Donna Leon «  Les masques éphémères »

4 novembre 2022 Non Par Paul Rassat

Les masques éphémères de Donna Leon évoquent bien sûr ceux du carnaval. À ce propos, Gilles Bertrand écrit «  …quoi qu’on en dise, un certain carnaval continue de se couler dans le moule des ruelles et de s’adapter à la forme de la ville. Celle-ci, pour le meilleur et pour le pire, se laisse habiter par les métamorphoses que l’économie du tourisme fait aujourd’hui subir au carnaval. »

Le carnaval à plein temps

Le carnaval se caractérise par toutes sortes d’excès qui précèdent le carême. Défilés, masques, débordements sexuels, alimentaires, inversion des valeurs, des positions sociales animent les jours de carnaval. Or notre société occidentale dans son ensemble devient une sorte de carnaval permanent. L’appel très symbolique aux « valeurs » y serait une tentative pour retrouver un ancrage abandonné depuis longtemps.

L’envers du décor

Donna Leon, de roman en roman, continue le défilé dans les entrepôts, dans les coulisses, dans « l’envers du décor. » Venise n’y est pas en sérénissime représentation. S’y mêlent les Vénitiens, les Italiens, les étrangers. Les statuts et les fonctions : touristes, habitants, policiers, politiques, officiels et sans papiers. Pêcheurs de palourdes, vendeurs à la sauvette africains, militaires étrangers, travesti se mêlent ici ou là aux amateurs d’opéra, les roturiers aux nobles, le fait divers à l’Histoire. Tout passe éventuellement  par «  les eaux saumâtres d’un canal ». Il arrive qu’un paquebot de croisière vienne fendre les eaux de Venise et le récit. Un bateau obscène qui ajoute du spectacle au spectacle mais en  encourageant le voyeurisme.

La carte et le territoire

Pour Alfred Korzybski Une carte n’est pas le territoire.
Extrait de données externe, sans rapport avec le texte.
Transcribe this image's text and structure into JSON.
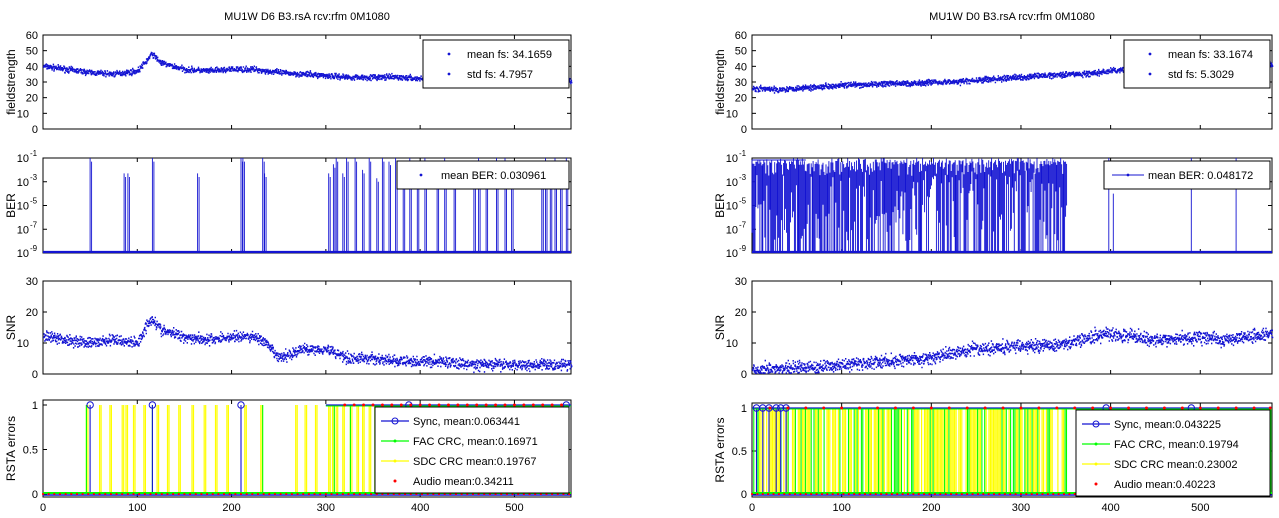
{
  "figure": {
    "background": "#ffffff"
  },
  "chart_data": [
    {
      "title": "MU1W D6 B3.rsA rcv:rfm 0M1080",
      "type": "scatter",
      "xlim": [
        0,
        560
      ],
      "x_ticks": [
        0,
        100,
        200,
        300,
        400,
        500
      ],
      "panels": [
        {
          "ylabel": "fieldstrength",
          "type": "scatter",
          "ylim": [
            0,
            60
          ],
          "yticks": [
            "0",
            "10",
            "20",
            "30",
            "40",
            "50",
            "60"
          ],
          "legend": [
            "mean fs: 34.1659",
            "std fs: 4.7957"
          ],
          "legend_placement": "top-right",
          "series": [
            {
              "values_x": [
                0,
                25,
                50,
                75,
                100,
                110,
                115,
                125,
                150,
                175,
                200,
                225,
                235,
                250,
                275,
                300,
                325,
                350,
                375,
                400,
                425,
                450,
                475,
                500,
                525,
                550,
                560
              ],
              "values_y": [
                40,
                38,
                36,
                35,
                37,
                44,
                48,
                42,
                38,
                37,
                38,
                38,
                37,
                36,
                35,
                34,
                33,
                33,
                33,
                32,
                32,
                32,
                32,
                33,
                33,
                34,
                29
              ]
            }
          ]
        },
        {
          "ylabel": "BER",
          "type": "line",
          "yscale": "log",
          "ylim": [
            1e-09,
            0.1
          ],
          "yticks": [
            "10-9",
            "10-7",
            "10-5",
            "10-3",
            "10-1"
          ],
          "legend": [
            "mean BER: 0.030961"
          ],
          "legend_placement": "top-right",
          "baseline": 1e-09,
          "spikes": [
            [
              50,
              0.1
            ],
            [
              86,
              0.005
            ],
            [
              90,
              0.005
            ],
            [
              116,
              0.1
            ],
            [
              164,
              0.005
            ],
            [
              210,
              0.1
            ],
            [
              212,
              0.1
            ],
            [
              233,
              0.1
            ],
            [
              235,
              0.005
            ],
            [
              303,
              0.005
            ],
            [
              308,
              0.03
            ],
            [
              311,
              0.1
            ],
            [
              318,
              0.005
            ],
            [
              322,
              0.1
            ],
            [
              331,
              0.1
            ],
            [
              339,
              0.01
            ],
            [
              346,
              0.1
            ],
            [
              354,
              0.002
            ],
            [
              360,
              0.1
            ],
            [
              367,
              0.05
            ],
            [
              374,
              0.1
            ],
            [
              382,
              0.001
            ],
            [
              389,
              0.1
            ],
            [
              397,
              0.01
            ],
            [
              405,
              0.1
            ],
            [
              418,
              0.002
            ],
            [
              426,
              0.1
            ],
            [
              436,
              0.05
            ],
            [
              457,
              0.002
            ],
            [
              462,
              0.1
            ],
            [
              470,
              0.05
            ],
            [
              481,
              0.1
            ],
            [
              490,
              0.1
            ],
            [
              497,
              0.002
            ],
            [
              529,
              0.01
            ],
            [
              533,
              0.1
            ],
            [
              538,
              0.05
            ],
            [
              543,
              0.1
            ],
            [
              549,
              0.01
            ],
            [
              555,
              0.1
            ]
          ]
        },
        {
          "ylabel": "SNR",
          "type": "scatter",
          "ylim": [
            0,
            30
          ],
          "yticks": [
            "0",
            "10",
            "20",
            "30"
          ],
          "series": [
            {
              "values_x": [
                0,
                25,
                50,
                75,
                100,
                110,
                115,
                125,
                150,
                175,
                200,
                225,
                235,
                250,
                275,
                300,
                325,
                350,
                375,
                400,
                425,
                450,
                475,
                500,
                525,
                550,
                560
              ],
              "values_y": [
                12,
                11,
                10,
                11,
                10,
                16,
                18,
                14,
                12,
                11,
                12,
                12,
                10,
                5,
                8,
                8,
                5,
                5,
                4,
                4,
                4,
                3,
                3,
                3,
                3,
                3,
                3
              ]
            }
          ]
        },
        {
          "ylabel": "RSTA errors",
          "type": "line",
          "ylim": [
            0,
            1
          ],
          "yticks": [
            "0",
            "0.5",
            "1"
          ],
          "legend": [
            "Sync, mean:0.063441",
            "FAC CRC, mean:0.16971",
            "SDC CRC mean:0.19767",
            "Audio mean:0.34211"
          ],
          "legend_placement": "bottom-right",
          "colors": {
            "sync": "#1414d2",
            "fac": "#00ff00",
            "sdc": "#ffff00",
            "audio": "#ff0000"
          },
          "sdc_events": [
            46,
            60,
            71,
            84,
            88,
            96,
            107,
            121,
            132,
            144,
            158,
            171,
            183,
            195,
            214,
            231,
            268,
            278,
            289,
            303,
            307,
            311,
            318,
            326,
            333,
            339,
            346,
            352,
            358,
            364,
            370,
            376,
            382,
            389,
            395,
            401,
            408,
            414,
            420,
            427,
            433,
            439,
            446,
            452,
            459,
            465,
            471,
            478,
            484,
            490,
            497,
            503,
            509,
            516,
            522,
            528,
            535,
            541,
            547,
            553
          ],
          "fac_events": [
            46,
            116,
            233,
            309,
            326,
            352,
            382,
            418,
            436,
            462,
            490,
            533,
            555
          ],
          "sync_events": [
            50,
            116,
            210,
            388,
            555
          ],
          "audio_top_x": [
            320,
            330,
            340,
            350,
            360,
            370,
            380,
            390,
            400,
            410,
            420,
            430,
            440,
            450,
            460,
            470,
            480,
            490,
            500,
            510,
            520,
            530,
            540,
            550
          ]
        }
      ]
    },
    {
      "title": "MU1W D0 B3.rsA rcv:rfm 0M1080",
      "type": "scatter",
      "xlim": [
        0,
        580
      ],
      "x_ticks": [
        0,
        100,
        200,
        300,
        400,
        500
      ],
      "panels": [
        {
          "ylabel": "fieldstrength",
          "type": "scatter",
          "ylim": [
            0,
            60
          ],
          "yticks": [
            "0",
            "10",
            "20",
            "30",
            "40",
            "50",
            "60"
          ],
          "legend": [
            "mean fs: 33.1674",
            "std fs: 5.3029"
          ],
          "legend_placement": "top-right",
          "series": [
            {
              "values_x": [
                0,
                25,
                50,
                75,
                100,
                125,
                150,
                175,
                200,
                225,
                250,
                275,
                300,
                325,
                350,
                375,
                400,
                425,
                450,
                475,
                500,
                525,
                550,
                580
              ],
              "values_y": [
                26,
                25,
                26,
                27,
                28,
                28,
                29,
                29,
                30,
                30,
                31,
                32,
                33,
                34,
                35,
                35,
                37,
                38,
                40,
                40,
                40,
                40,
                40,
                41
              ]
            }
          ]
        },
        {
          "ylabel": "BER",
          "type": "line",
          "yscale": "log",
          "ylim": [
            1e-09,
            0.1
          ],
          "yticks": [
            "10-9",
            "10-7",
            "10-5",
            "10-3",
            "10-1"
          ],
          "legend": [
            "mean BER: 0.048172"
          ],
          "legend_placement": "top-right",
          "baseline": 1e-09,
          "dense_range": [
            0,
            352
          ],
          "isolated_spikes": [
            [
              398,
              0.1
            ],
            [
              403,
              0.0001
            ],
            [
              490,
              0.1
            ],
            [
              540,
              0.1
            ]
          ]
        },
        {
          "ylabel": "SNR",
          "type": "scatter",
          "ylim": [
            0,
            30
          ],
          "yticks": [
            "0",
            "10",
            "20",
            "30"
          ],
          "series": [
            {
              "values_x": [
                0,
                25,
                50,
                75,
                100,
                125,
                150,
                175,
                200,
                225,
                250,
                275,
                300,
                325,
                350,
                375,
                400,
                425,
                450,
                475,
                500,
                525,
                550,
                580
              ],
              "values_y": [
                1.5,
                1.5,
                2,
                2.5,
                3,
                3.5,
                4,
                4.5,
                5,
                7,
                8,
                8.5,
                9,
                9,
                10,
                12,
                13,
                12,
                11,
                11,
                12,
                11,
                12,
                13
              ]
            }
          ]
        },
        {
          "ylabel": "RSTA errors",
          "type": "line",
          "ylim": [
            0,
            1
          ],
          "yticks": [
            "0",
            "0.5",
            "1"
          ],
          "legend": [
            "Sync, mean:0.043225",
            "FAC CRC, mean:0.19794",
            "SDC CRC mean:0.23002",
            "Audio mean:0.40223"
          ],
          "legend_placement": "bottom-right",
          "colors": {
            "sync": "#1414d2",
            "fac": "#00ff00",
            "sdc": "#ffff00",
            "audio": "#ff0000"
          },
          "dense_range": [
            0,
            352
          ],
          "late_events": [
            397,
            413,
            426,
            436,
            452,
            470,
            488,
            506,
            519,
            531,
            546,
            563,
            577
          ],
          "sync_events": [
            5,
            12,
            19,
            27,
            32,
            38,
            395,
            490
          ],
          "audio_top_x": [
            20,
            40,
            60,
            80,
            100,
            120,
            140,
            160,
            180,
            200,
            220,
            240,
            260,
            280,
            300,
            320,
            340,
            360,
            380,
            400,
            420,
            440,
            460,
            480,
            500,
            520,
            540,
            560,
            578
          ]
        }
      ]
    }
  ]
}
Il y écrit « Les mots ne sont pas les choses qu’ils représentent…Les mots ne peuvent pas couvrir tout ce qu’ils représentent…» Donna Leon fait de la suite de ses romans une tentative pour contredire Alfred Korbyski. Ses mots, ses intrigues forment un feuilletage qui glisse dans et sur les canaux. Dans les palais et dans les eaux saumâtres. Du cœur historique aux abattoirs. Venise apparaît, de palais en bicoques, comme le théâtre et le décor, les murs et le film pénétrés d’Histoire, d’histoires que relient l’eau et le temps. Les mots, italiens, étrangers, dialectaux, avec tel ou tel accent forment un maillage semblable à celui des canaux qui irriguent Venise. Les masques éphémères s’accrochent à la vie comme la ville elle-même dont la disparition est pourtant annoncée.